In der zuletzt veröffentlichten Bilanz für das Jahr 2021 weist Mjam in Österreich zwar um 71 Prozent auf knapp 63 Millionen Euro gestiegene Umsätze aus, was auf die wachsende Zahl an Essensbestellungen infolge der Corona-Krise zurückzuführen war. Der Jahresfehlbetrag nahm jedoch zugleich um vier auf 14,7 Millionen Euro zu. In Summe steht ein Bilanzverlust von mehr als 43 Millionen Euro in den Büchern.

Foodora statt Mjam?

Um nach langer Durststrecke profitabel zu werden, muss auch Mjam-Mutter Delivery Hero sparen. Heuer sollen Jobs in der Verwaltung gestrichen werden. Dem Vernehmen nach erwäge der Konzern zudem, die Zahl seiner Vertriebslinien zu straffen.

Die Marke Mjam könnte in Österreich ein Ablaufdatum haben und stattdessen wieder der Name Foodora auf pinken Rucksäcken prangen, ist aus der Gastronomie zu hören.

Foodora war in Wien bis 2019 präsent, ehe Delivery Hero hierzulande ganz auf Mjam umsattelte. Mjam Österreich selbst will einen Markenwechsel auf Nachfrage weder dementieren noch bestätigen.

Viele Baustellen

An zahlreichen Baustellen fehlt es schon bisher nicht. Wie Lieferando steht Mjam im Visier der Kartellwächter: Die Wettbewerbsbehörde klopft die Branche auf möglichen Missbrauch von Marktmacht ab.

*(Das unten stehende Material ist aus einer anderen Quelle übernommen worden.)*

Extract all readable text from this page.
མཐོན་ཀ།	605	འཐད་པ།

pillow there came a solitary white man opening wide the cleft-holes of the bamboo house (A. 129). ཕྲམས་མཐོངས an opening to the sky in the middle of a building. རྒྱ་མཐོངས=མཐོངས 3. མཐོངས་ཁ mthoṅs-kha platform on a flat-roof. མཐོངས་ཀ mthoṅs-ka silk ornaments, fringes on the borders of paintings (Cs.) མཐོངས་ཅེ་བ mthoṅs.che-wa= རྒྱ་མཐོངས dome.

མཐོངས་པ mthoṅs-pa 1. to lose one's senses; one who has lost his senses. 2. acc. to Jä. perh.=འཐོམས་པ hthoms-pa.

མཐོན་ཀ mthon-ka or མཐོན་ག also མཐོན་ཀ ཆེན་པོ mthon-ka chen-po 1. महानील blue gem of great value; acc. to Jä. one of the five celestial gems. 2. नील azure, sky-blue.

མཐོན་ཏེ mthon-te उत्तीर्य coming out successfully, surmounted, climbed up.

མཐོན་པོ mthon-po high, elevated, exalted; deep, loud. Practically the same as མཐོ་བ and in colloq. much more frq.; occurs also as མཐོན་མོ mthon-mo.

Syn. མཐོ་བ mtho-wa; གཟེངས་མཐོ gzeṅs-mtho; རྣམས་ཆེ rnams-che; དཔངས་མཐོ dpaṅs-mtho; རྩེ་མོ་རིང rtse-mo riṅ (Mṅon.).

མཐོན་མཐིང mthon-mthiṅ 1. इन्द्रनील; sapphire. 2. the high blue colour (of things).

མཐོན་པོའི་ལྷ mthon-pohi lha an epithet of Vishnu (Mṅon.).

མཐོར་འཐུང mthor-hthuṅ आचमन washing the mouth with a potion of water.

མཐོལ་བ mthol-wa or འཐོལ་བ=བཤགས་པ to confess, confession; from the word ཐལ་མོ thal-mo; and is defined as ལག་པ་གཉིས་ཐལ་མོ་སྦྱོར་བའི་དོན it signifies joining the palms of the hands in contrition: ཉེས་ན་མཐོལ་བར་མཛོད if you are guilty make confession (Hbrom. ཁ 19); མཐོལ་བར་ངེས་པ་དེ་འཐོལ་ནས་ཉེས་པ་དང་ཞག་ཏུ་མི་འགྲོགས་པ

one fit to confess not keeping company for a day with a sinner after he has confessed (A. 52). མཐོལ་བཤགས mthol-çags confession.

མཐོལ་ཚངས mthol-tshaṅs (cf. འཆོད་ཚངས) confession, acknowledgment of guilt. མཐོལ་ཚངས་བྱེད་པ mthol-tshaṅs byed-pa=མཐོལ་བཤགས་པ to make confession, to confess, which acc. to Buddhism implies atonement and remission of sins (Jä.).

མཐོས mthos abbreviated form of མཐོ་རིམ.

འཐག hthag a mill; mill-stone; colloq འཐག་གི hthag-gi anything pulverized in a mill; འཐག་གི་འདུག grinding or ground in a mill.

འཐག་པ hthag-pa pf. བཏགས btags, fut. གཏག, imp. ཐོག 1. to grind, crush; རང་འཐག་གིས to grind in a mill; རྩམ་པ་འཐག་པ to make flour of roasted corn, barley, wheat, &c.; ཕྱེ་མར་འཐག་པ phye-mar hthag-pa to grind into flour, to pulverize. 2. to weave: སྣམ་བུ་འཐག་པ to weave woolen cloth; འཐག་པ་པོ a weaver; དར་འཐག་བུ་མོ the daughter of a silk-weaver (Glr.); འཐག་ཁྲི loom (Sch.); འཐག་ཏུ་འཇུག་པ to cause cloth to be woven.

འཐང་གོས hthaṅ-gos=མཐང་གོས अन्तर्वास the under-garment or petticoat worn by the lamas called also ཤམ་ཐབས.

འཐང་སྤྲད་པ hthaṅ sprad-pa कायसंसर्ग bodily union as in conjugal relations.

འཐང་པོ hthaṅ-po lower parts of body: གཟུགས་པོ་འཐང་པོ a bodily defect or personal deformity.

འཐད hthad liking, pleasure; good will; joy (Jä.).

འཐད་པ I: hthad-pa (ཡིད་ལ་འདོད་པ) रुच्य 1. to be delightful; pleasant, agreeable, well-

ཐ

Schlecht zu sprechen auf Essenszulieferer sind zunehmend zahlreiche Wirte, die sich finanziell ausgehungert und in ungesunde Abhängigkeiten gepresst fühlen.

Mjam weist scharf zurück, Restaurants in exklusive Partnerschaften zu drängen. Ziel der Umstellung der Liefergebühren und Mindestbestellmenge sei es, Dienstleistungen so attraktiv wie möglich zu machen. Was umstrittene Ghost-Kitchens betrifft, so gebe es derer auf der eigenen Plattform nur drei. Mjam selbst betreibe keine einzige davon.

Nicht zur Ruhe kommt der Konzern jedoch auch, was seine Arbeitsbedingungen betrifft. Nach anhaltenden Protesten bat Mjam Beschäftigte zu Gesprächen und entwickelte ein neues Lohnmodell. Der Stundenlohn erhöhte sich infolge durchschnittlich um zehn Prozent auf 13,2 Euro. Garantiert werden zumindest 8,65 Euro pro Stunde. Jeder gefahrene Kilometer werde bezahlt.

"Zu wenig Arbeit"

Mjam-Betriebsrätin Adele Siegl sieht darin nur kosmetische Verbesserungen. "Die Stimmung in der Belegschaft ist nach wie vor schlecht." Sie schließt weitere Protestkundgebungen in Österreich nicht aus.

90 Prozent der rund 2500 Mjam-Rider seien freie Dienstnehmer. Die meisten Lieferungen erledigten diese sonntags und abends.

Die Hälfte unter ihnen bekomme aufgrund sinkender Essenbestellungen kaum noch Schichten, erzählt Siegl. Fixe Dienste seien nur den Angestellten vorbehalten. "Viele wollen einen echten Dienstvertrag, bekommen aber keinen."

In Summe kämpften mittlerweile vier Fünftel der Belegschaft um ausreichend Aufträge. "Es fehlt an Arbeit. Dennoch stellt Mjam laufend neue Leute ein." (Verena Kainrath, 11.3.2023)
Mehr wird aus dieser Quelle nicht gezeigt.